Et aussi, un peu plus tard, la réduction de l’art politique à une chamaillerie entre boutiquiers jouant leur nombre de députés au quota de femmes et d’enfants migrants abandonnés ou rejetés à la mer.
Et encore, aujourd’hui, au terme du chemin, ce casting stupéfiant, ce ménage à trois, où, comme dans la commedia dell’arte, un Docteur aux faux diplômes (Conte), un Matamore éructant sa mégalomanie (Salvini) et un Polichinelle plus pusillanime qu’habile (Di Maio) se disputent les faveurs du sort : ces trois-là ne sont d’accord sur rien ; ils n’ont d’autre but que la perpétuation d’un pouvoir qui, à chaque strapontin ministériel, les fait entrer un peu plus avant, comme chez Dante, dans les cercles d’un Enfer où le réactionnaire côtoie l’insoumis, le criminel l’affairiste, l’ultraclérical l’ultraservile ; mais n’est-ce pas ainsi, selon ce paradigme, que fonctionnent de plus en plus d’anciennes et vénérables démocraties ?
Alors, bien sûr, les 5 étoiles mènent, à Rome, une politique municipale qui livre la ville, dans des proportions jamais vues depuis Caton l’Ancien, à la prévarication et aux herbes folles.
Bien sûr, ce gouvernement à tête de Méduse se sera, en quelques mois, plus renié que n’importe quel autre (que l’on songe, par comparaison, aux sages décisions prises naguère, en un an, par le bouillant Matteo Renzi : baisse des impôts, hausse des petits salaires, modernisation de la justice, fin du gaspillage régional…).

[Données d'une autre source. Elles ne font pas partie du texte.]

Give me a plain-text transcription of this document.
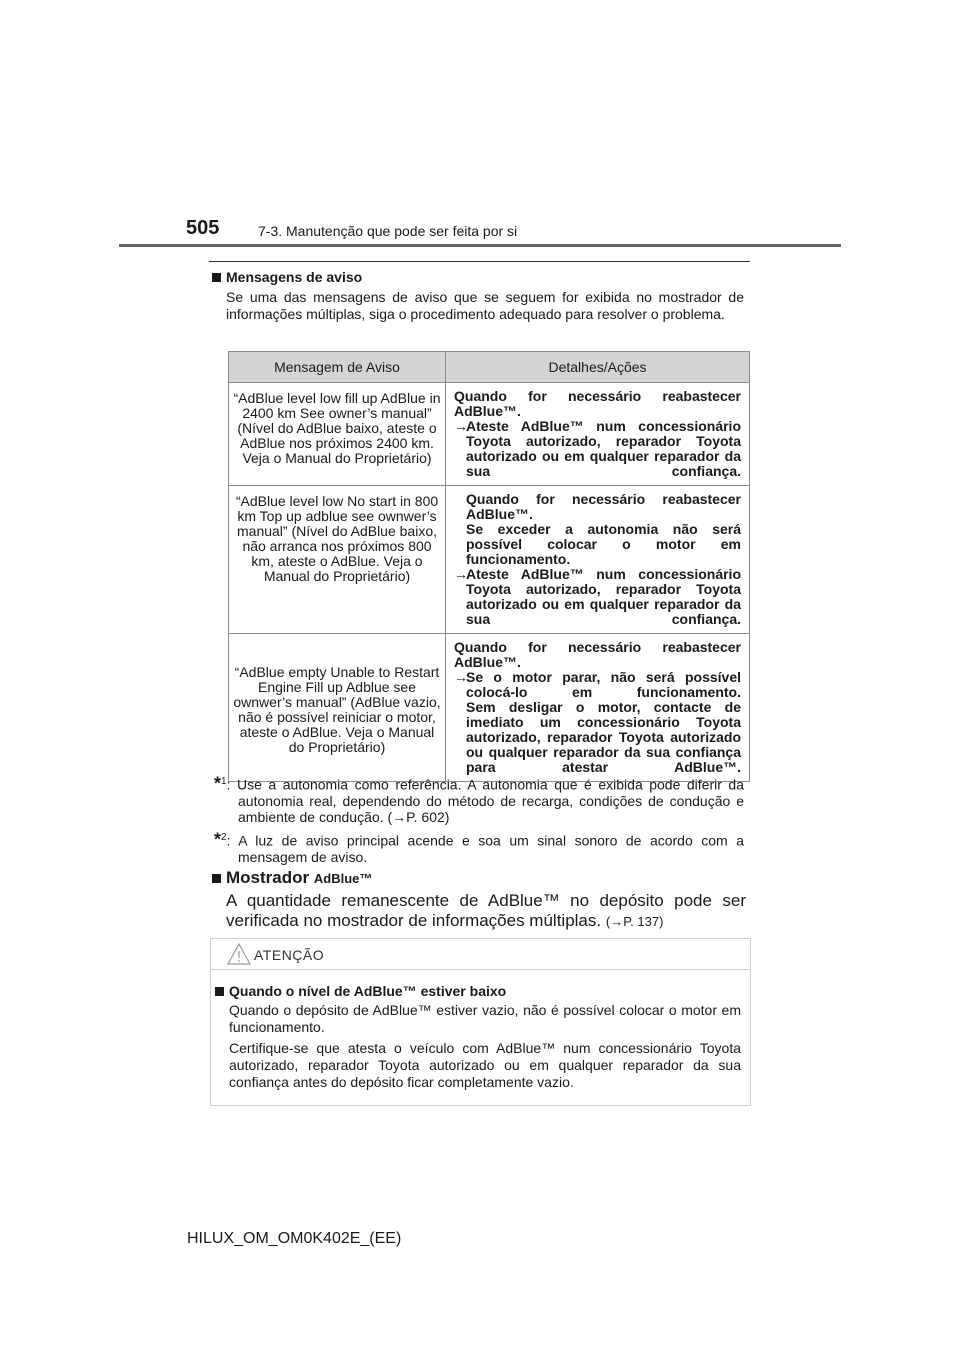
505	7-3. Manutenção que pode ser feita por si
Mensagens de aviso
Se uma das mensagens de aviso que se seguem for exibida no mostrador de informações múltiplas, siga o procedimento adequado para resolver o problema.
Mensagem de Aviso	Detalhes/Ações
“AdBlue level low fill up AdBlue in 2400 km See owner’s manual” (Nível do AdBlue baixo, ateste o AdBlue nos próximos 2400 km. Veja o Manual do Proprietário)	Quando for necessário reabastecer AdBlue™.
→Ateste AdBlue™ num concessionário Toyota autorizado, reparador Toyota autorizado ou em qualquer reparador da sua confiança.

“AdBlue level low No start in 800 km Top up adblue see ownwer’s manual” (Nível do AdBlue baixo, não arranca nos próximos 800 km, ateste o AdBlue. Veja o Manual do Proprietário)	Quando for necessário reabastecer AdBlue™.
Se exceder a autonomia não será possível colocar o motor em funcionamento.
→Ateste AdBlue™ num concessionário Toyota autorizado, reparador Toyota autorizado ou em qualquer reparador da sua confiança.

“AdBlue empty Unable to Restart Engine Fill up Adblue see ownwer’s manual” (AdBlue vazio, não é possível reiniciar o motor, ateste o AdBlue. Veja o Manual do Proprietário)	Quando for necessário reabastecer AdBlue™.
→Se o motor parar, não será possível colocá-lo em funcionamento.
Sem desligar o motor, contacte de imediato um concessionário Toyota autorizado, reparador Toyota autorizado ou qualquer reparador da sua confiança para atestar AdBlue™.
*$^1$: Use a autonomia como referência. A autonomia que é exibida pode diferir da autonomia real, dependendo do método de recarga, condições de condução e ambiente de condução. (→P. 602)
*$^2$: A luz de aviso principal acende e soa um sinal sonoro de acordo com a mensagem de aviso.
Mostrador AdBlue™
A quantidade remanescente de AdBlue™ no depósito pode ser verificada no mostrador de informações múltiplas. (→P. 137)
ATENÇÃO
Quando o nível de AdBlue™ estiver baixo
Quando o depósito de AdBlue™ estiver vazio, não é possível colocar o motor em funcionamento.
Certifique-se que atesta o veículo com AdBlue™ num concessionário Toyota autorizado, reparador Toyota autorizado ou em qualquer reparador da sua confiança antes do depósito ficar completamente vazio.
HILUX_OM_OM0K402E_(EE)
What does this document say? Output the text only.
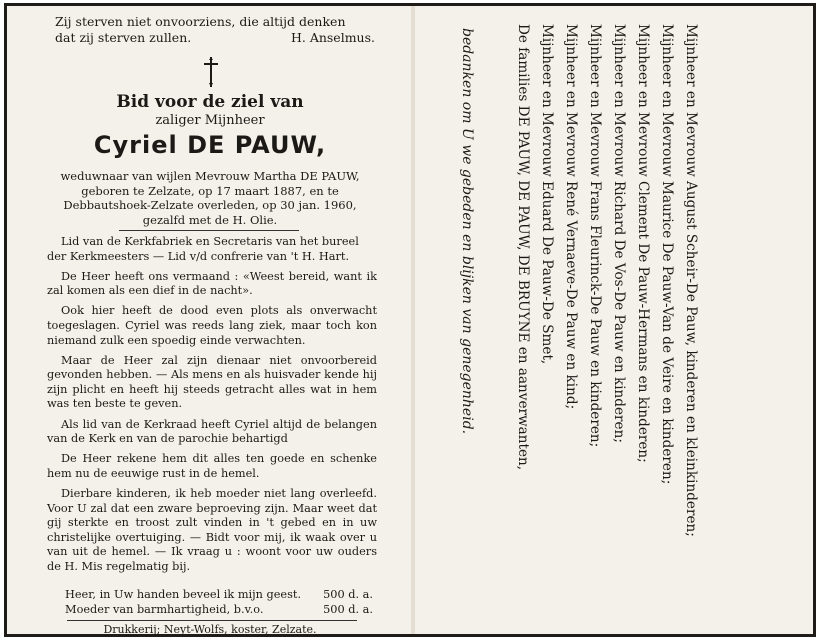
Zij sterven niet onvoorziens, die altijd denken
dat zij sterven zullen.	H. Anselmus.
Bid voor de ziel van
zaliger Mijnheer
Cyriel DE PAUW,
weduwnaar van wijlen Mevrouw Martha DE PAUW,
geboren te Zelzate, op 17 maart 1887, en te
Debbautshoek-Zelzate overleden, op 30 jan. 1960,
gezalfd met de H. Olie.
Lid van de Kerkfabriek en Secretaris van het bureel
der Kerkmeesters — Lid v/d confrerie van 't H. Hart.
De Heer heeft ons vermaand : «Weest bereid, want ik zal komen als een dief in de nacht».
Ook hier heeft de dood even plots als onverwacht toegeslagen. Cyriel was reeds lang ziek, maar toch kon niemand zulk een spoedig einde verwachten.
Maar de Heer zal zijn dienaar niet onvoorbereid gevonden hebben. — Als mens en als huisvader kende hij zijn plicht en heeft hij steeds getracht alles wat in hem was ten beste te geven.
Als lid van de Kerkraad heeft Cyriel altijd de belangen van de Kerk en van de parochie behartigd
De Heer rekene hem dit alles ten goede en schenke hem nu de eeuwige rust in de hemel.
Dierbare kinderen, ik heb moeder niet lang overleefd. Voor U zal dat een zware beproeving zijn. Maar weet dat gij sterkte en troost zult vinden in 't gebed en in uw christelijke overtuiging. — Bidt voor mij, ik waak over u van uit de hemel. — Ik vraag u : woont voor uw ouders de H. Mis regelmatig bij.
Heer, in Uw handen beveel ik mijn geest. 500 d. a.
Moeder van barmhartigheid, b.v.o.	500 d. a.
Drukkerij; Neyt-Wolfs, koster, Zelzate.
Mijnheer en Mevrouw August Scheir-De Pauw, kinderen en kleinkinderen;
Mijnheer en Mevrouw Maurice De Pauw-Van de Veire en kinderen;
Mijnheer en Mevrouw Clement De Pauw-Hermans en kinderen;
Mijnheer en Mevrouw Richard De Vos-De Pauw en kinderen;
Mijnheer en Mevrouw Frans Fleurinck-De Pauw en kinderen;
Mijnheer en Mevrouw René Vernaeve-De Pauw en kind;
Mijnheer en Mevrouw Eduard De Pauw-De Smet,
De families DE PAUW, DE PAUW, DE BRUYNE en aanverwanten,
bedanken om U we gebeden en blijken van genegenheid.
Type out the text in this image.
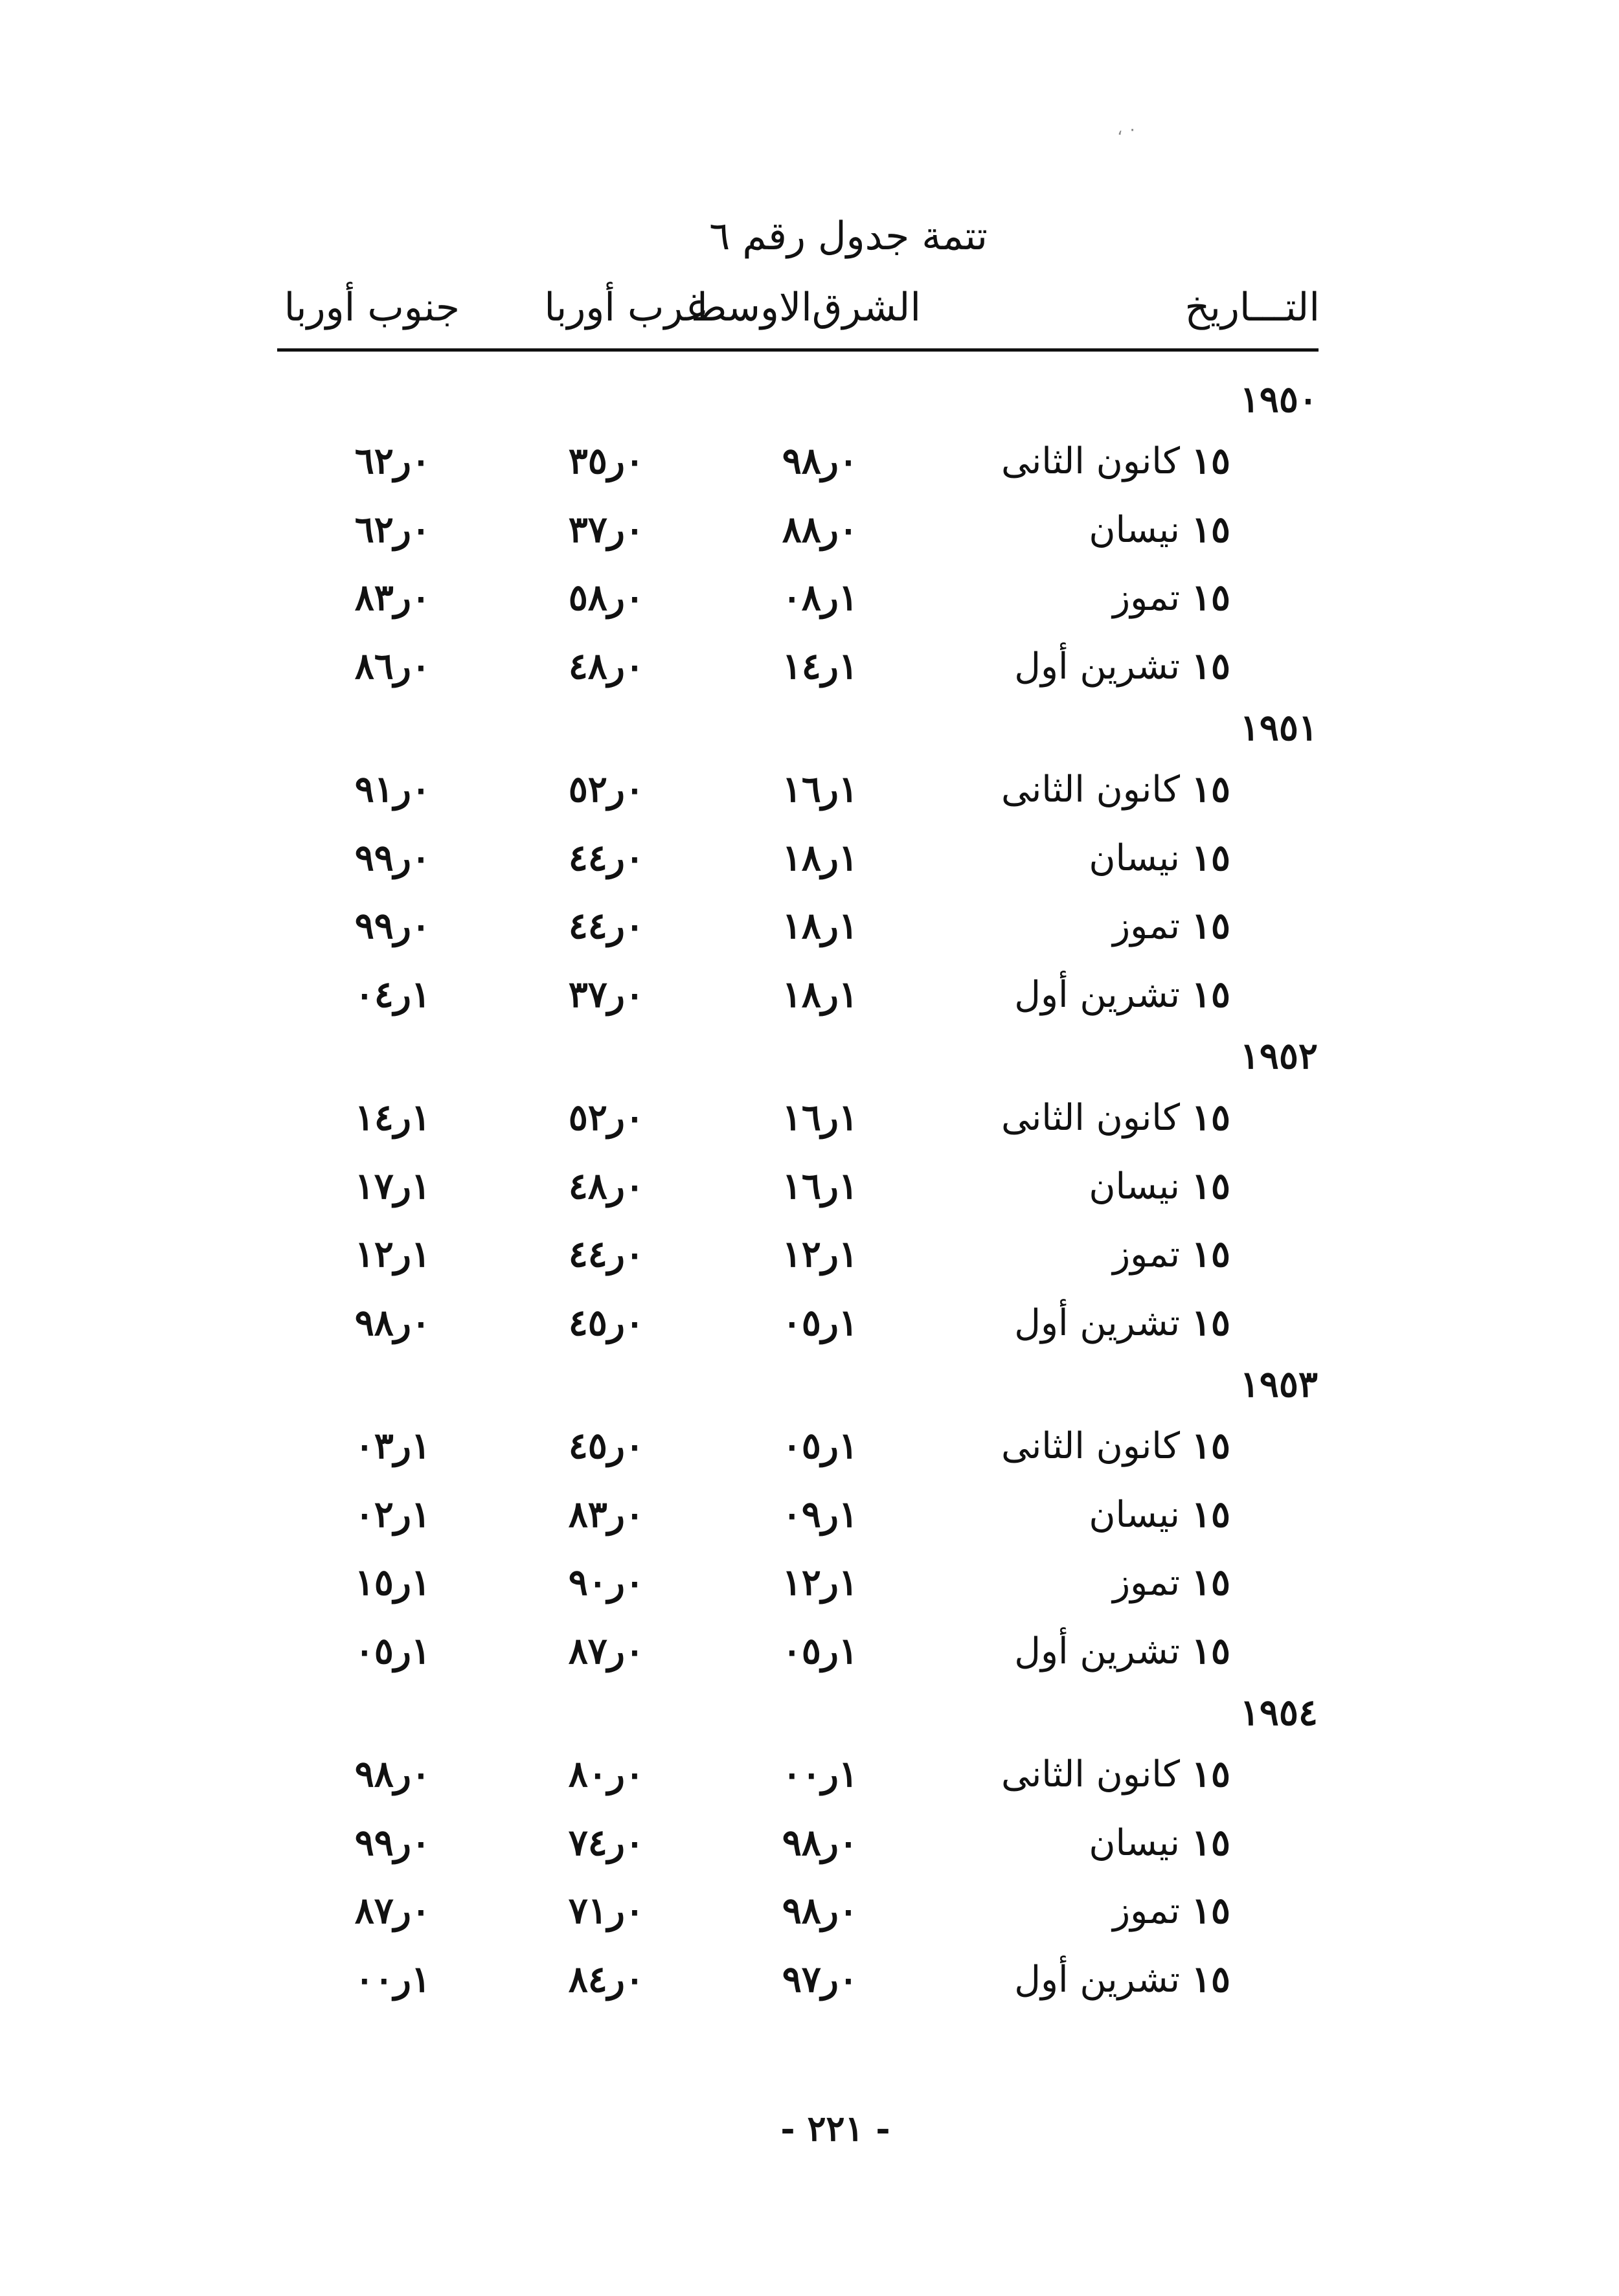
، ٠
تتمة جدول رقم ٦
التـــاريخ
الشرق‌الاوسط
غرب أوربا
جنوب أوربا
١٩٥٠
١٥ كانون الثانى
٠ر٩٨
٠ر٣٥
٠ر٦٢
١٥ نيسان
٠ر٨٨
٠ر٣٧
٠ر٦٢
١٥ تموز
١ر٠٨
٠ر٥٨
٠ر٨٣
١٥ تشرين أول
١ر١٤
٠ر٤٨
٠ر٨٦
١٩٥١
١٥ كانون الثانى
١ر١٦
٠ر٥٢
٠ر٩١
١٥ نيسان
١ر١٨
٠ر٤٤
٠ر٩٩
١٥ تموز
١ر١٨
٠ر٤٤
٠ر٩٩
١٥ تشرين أول
١ر١٨
٠ر٣٧
١ر٠٤
١٩٥٢
١٥ كانون الثانى
١ر١٦
٠ر٥٢
١ر١٤
١٥ نيسان
١ر١٦
٠ر٤٨
١ر١٧
١٥ تموز
١ر١٢
٠ر٤٤
١ر١٢
١٥ تشرين أول
١ر٠٥
٠ر٤٥
٠ر٩٨
١٩٥٣
١٥ كانون الثانى
١ر٠٥
٠ر٤٥
١ر٠٣
١٥ نيسان
١ر٠٩
٠ر٨٣
١ر٠٢
١٥ تموز
١ر١٢
٠ر٩٠
١ر١٥
١٥ تشرين أول
١ر٠٥
٠ر٨٧
١ر٠٥
١٩٥٤
١٥ كانون الثانى
١ر٠٠
٠ر٨٠
٠ر٩٨
١٥ نيسان
٠ر٩٨
٠ر٧٤
٠ر٩٩
١٥ تموز
٠ر٩٨
٠ر٧١
٠ر٨٧
١٥ تشرين أول
٠ر٩٧
٠ر٨٤
١ر٠٠
- ٢٢١ -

Et, bien sûr, l’on se croirait, par moments, dans un conte absurde de Dino Buzzati où un pouvoir supposé «souverainiste» prendrait ses ordres à Moscou, se ferait financer par les amis de Steve Bannon et tenterait d’embrasser, par-dessus les Alpes, la révolte des gilets jaunes français (comment tous les Italiens n’éclatent-ils pas de rire au spectacle de ces fiers-à-bras ruineux et inconséquents qui déguisent en une nouvelle bataille de Solferino un budget s’écartant de quelques déciles de la trajectoire maastrichtienne – puis qui, le moment venu, se couchent devant les marchés financiers avec un entrain que n’exigeaient ni l’intérêt du contribuable ni le simple bon sens ?).
Mais ainsi va l’Histoire.
Etre grotesque n’a jamais empêché d’être exemplaire.
Malgré ses pantalonnades de mauvais personnage de Dario Fo, Di Maio est un prototype.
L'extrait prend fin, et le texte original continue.